Moneybox

The Market Opportunity in Climate Chaos

Volunteers clear debris outside a house damaged by Hurricane Sandy on Jan. 12, 2013, in the Rockaway neighborhood in Queens

Photo by Lee Celano/Getty Images.

Julie Satow’s New York Times piece on the post-Sandy boom in backup generator installations in New York is a good reminder that the economic impact of out-of-control climate change may not be as bad as many people fear, and that shouldn’t necessarily give us much peace of mind.

The basic issue is the same as the one where jobs installing iron gates on windows and alarm systems in houses are economic activity just like jobs installing refrigerators and audio-visual systems. Living in fear of crime is annoying all on its own, and needing to expend real resources on private crime-mitigation efforts rather than improving quality of life is annoying.

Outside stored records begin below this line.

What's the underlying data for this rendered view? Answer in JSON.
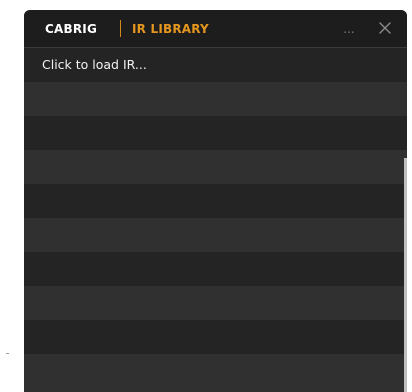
{
  "panel": {
    "tabs": [
      {
        "label": "CABRIG",
        "active": false
      },
      {
        "label": "IR LIBRARY",
        "active": true
      }
    ],
    "more_label": "...",
    "close_label": "close",
    "accent_color": "#e5961f"
  },
  "list": {
    "first_row_label": "Click to load IR...",
    "row_count": 10
  }
}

But as far as the economy is concerned, a job is a job, and a sale is a sale. The same is true for a wealthy society’s response to adverse weather shocks. If we see a large shift in economic activity out of producing consumer goods and services and into stepped-up investment in flood mitigation, that doesn’t necessarily do a huge amount to reduce the quantity of economic activity. But it’s nature’s equivalent of achieving economic stimulus by paying people to dig holes and fill them back up again. An arms race of physical investment versus rising sea levels will be associated with plenty of economic output and plenty of business opportunities but with a much lower real standard of living than a world in which the ocean stays put and those resources can be put to some other use.